Por supuesto les gusta mucho, pero la velocidad que provoca el hambre no les
deja apreciar todo el sabor. Pero cuando ya la han calmado un poco, comen mucho
más lentamente. Entonces valoran el sabor de lo que están disfrutando. Ellos no
han probado nunca nada parecido, e intuyen que tampoco los nobles ni los
príncipes están acostumbrados a algo igual. No es sólo la muy agradable
sensación, es lo importantes que se sienten. Sé que eso momento no cambiará sus
vidas, que cuando la acaben, seguirá su miseria, su hambre su sufrimiento. Pero
tendrán algo bello que recordar, y una sensación agradable que no sólo se limita
a lo sensitivo. Hay algo más profundo, hay en ese momento una belleza y una
dignidad que querrán volver a recuperar. No hay ninguna transformación
inmediata, no, pero quizá, en alguna ocasión, suponga el inicio de un
movimiento.
A veces también visito los hospitales. Se ha atribuido a mis
pasteles alguna curación milagrosa. Quién sabe, puede ser. Es posible que alguno
de esos enfermos sólo necesitara para curarse un fuerte deseo de seguir experimentado
sensaciones, y, por ello, de seguir viviendo. Un deseo poderoso, primario y muy
antiguo, que un pequeño pastelito puede recuperar.

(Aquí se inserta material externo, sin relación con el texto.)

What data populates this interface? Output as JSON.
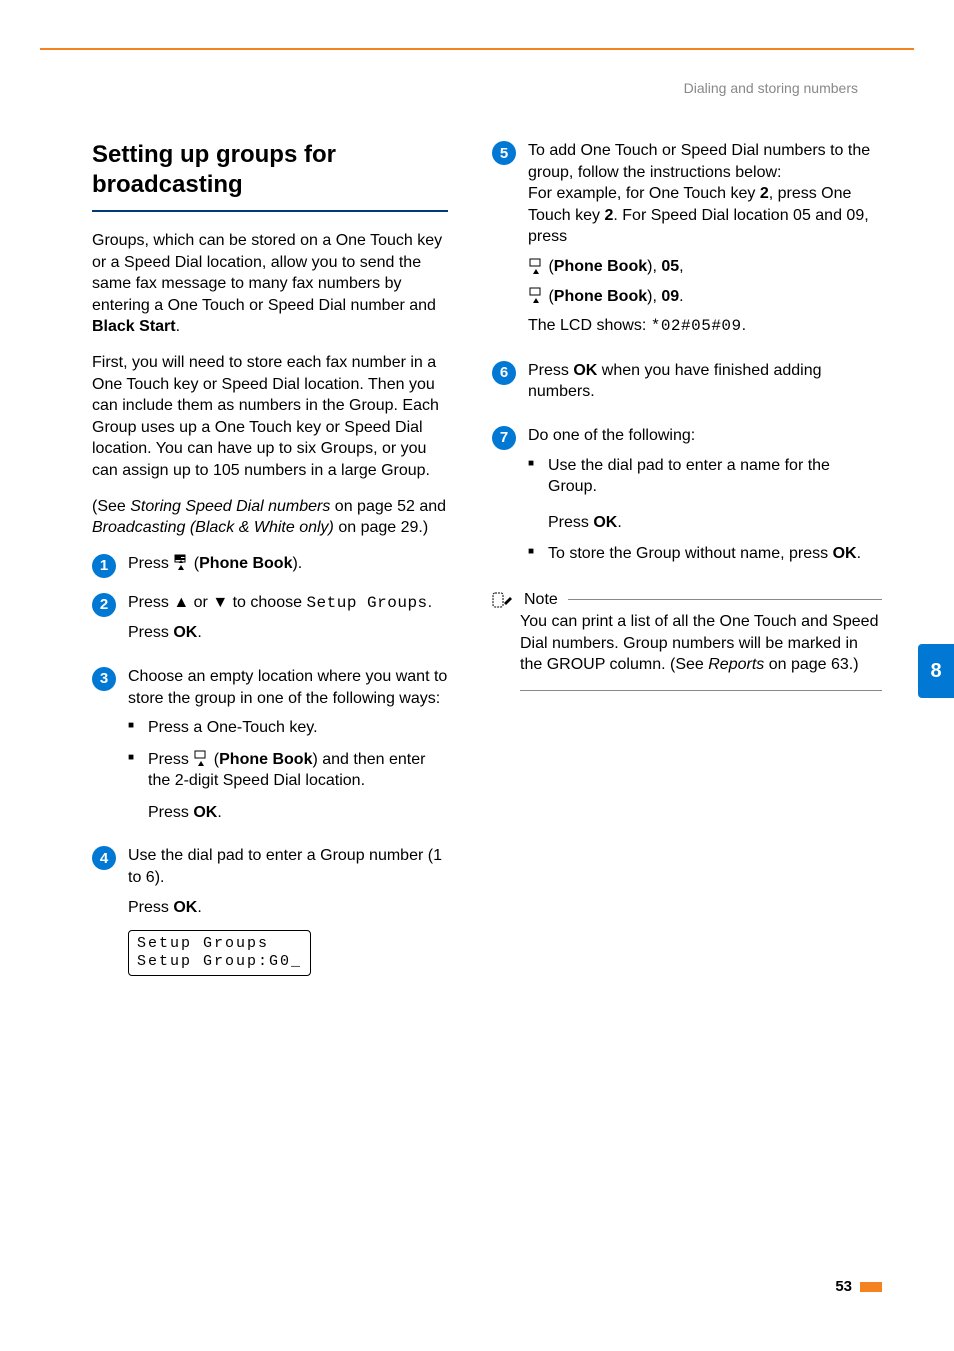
{
  "headerRight": "Dialing and storing numbers",
  "sectionTitle": "Setting up groups for broadcasting",
  "para1_a": "Groups, which can be stored on a One Touch key or a Speed Dial location, allow you to send the same fax message to many fax numbers by entering a One Touch or Speed Dial number and ",
  "para1_b": "Black Start",
  "para1_c": ".",
  "para2": "First, you will need to store each fax number in a One Touch key or Speed Dial location. Then you can include them as numbers in the Group. Each Group uses up a One Touch key or Speed Dial location. You can have up to six Groups, or you can assign up to 105 numbers in a large Group.",
  "seeStoring_a": "(See ",
  "seeStoring_b": "Storing Speed Dial numbers",
  "seeStoring_c": " on page 52 and ",
  "seeStoring_d": "Broadcasting (Black & White only)",
  "seeStoring_e": " on page 29.)",
  "step1_a": "Press ",
  "step1_pb": "Phone Book",
  "step1_b": ").",
  "step2_a": "Press ",
  "step2_b": " or ",
  "step2_c": " to choose ",
  "step2_d": "Setup Groups",
  "step2_e": ".",
  "pressOK": "Press ",
  "okWord": "OK",
  "period": ".",
  "step3_intro": "Choose an empty location where you want to store the group in one of the following ways:",
  "step3_li1": "Press a One-Touch key.",
  "step3_li2_a": "Press ",
  "step3_li2_b": "Phone Book",
  "step3_li2_c": ") and then enter the 2-digit Speed Dial location.",
  "step4_a": "Use the dial pad to enter a Group number (1 to 6).",
  "lcd_line1": "Setup Groups",
  "lcd_line2": "Setup Group:G0_",
  "step5_a": "To add One Touch or Speed Dial numbers to the group, follow the instructions below:",
  "step5_b": "For example, for One Touch key ",
  "step5_key2a": "2",
  "step5_c": ", press One Touch key ",
  "step5_key2b": "2",
  "step5_d": ". For Speed Dial location 05 and 09, press",
  "step5_pb1_a": "Phone Book",
  "step5_pb1_b": "05",
  "step5_pb2_a": "Phone Book",
  "step5_pb2_b": "09",
  "step5_lcd_a": "The LCD shows: ",
  "step5_lcd_b": "*02#05#09",
  "step6_a": "Press ",
  "step6_b": " when you have finished adding numbers.",
  "step7_intro": "Do one of the following:",
  "step7_li1": "Use the dial pad to enter a name for the Group.",
  "step7_li2_a": "To store the Group without name, press ",
  "noteLabel": "Note",
  "noteBody_a": "You can print a list of all the One Touch and Speed Dial numbers. Group numbers will be marked in the GROUP column. (See ",
  "noteBody_b": "Reports",
  "noteBody_c": " on page 63.)",
  "sideTab": "8",
  "pageNum": "53",
  "arrowUp": "▲",
  "arrowDown": "▼"
}
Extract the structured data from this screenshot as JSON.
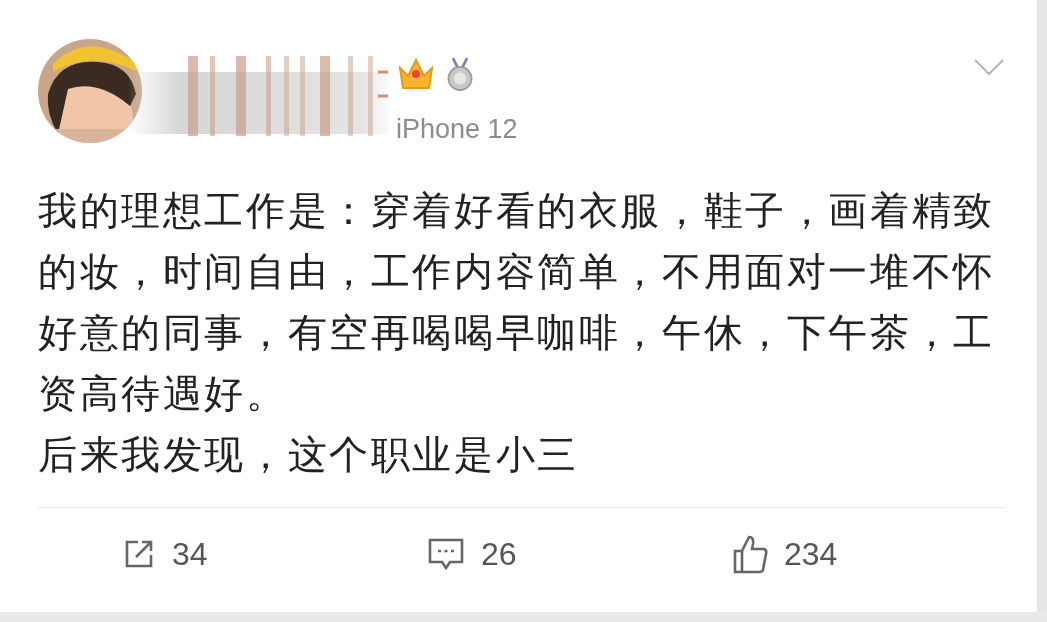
{
  "post": {
    "avatar": {
      "kind": "picture"
    },
    "device": "iPhone 12",
    "paragraphs": [
      "我的理想工作是：穿着好看的衣服，鞋子，画着精致的妆，时间自由，工作内容简单，不用面对一堆不怀好意的同事，有空再喝喝早咖啡，午休，下午茶，工资高待遇好。",
      "后来我发现，这个职业是小三"
    ],
    "actions": [
      {
        "kind": "repost",
        "count": "34"
      },
      {
        "kind": "comment",
        "count": "26"
      },
      {
        "kind": "like",
        "count": "234"
      }
    ]
  }
}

A las pocas semanas de haberme instalado, mis pasteles
alcanzan ya tanta fama que hasta los más ricos mandan a sus criados a que hagan
cola para comprarlos. Se convierten en la gran novedad que nadie, ni aquellos
que todo pueden permitirse, quiere perderse. Y así sigo un tiempo, hasta que ya
son muchos los que comienzan a preguntarse cuál será mi secreto. Siempre hay
algunos que intentan imitar el sabor de mis pasteles, pero todos fracasan. La
envidia se extiende. Se lanzan hipótesis nada agradables sobre los ingredientes
que utilizo. Se pierden las buenas formas al pedirme que desvele mis trucos.
Hasta la iglesia empieza a mostrarse interesada. Entonces debo irme.
Parece que estoy condenado a huir, aunque no haya malo en lo
que hago. Nada que pueda dañar ni al cuerpo ni al alma. La clave de mi secreto
es la ciencia. Pero no lo entenderían, no están preparados.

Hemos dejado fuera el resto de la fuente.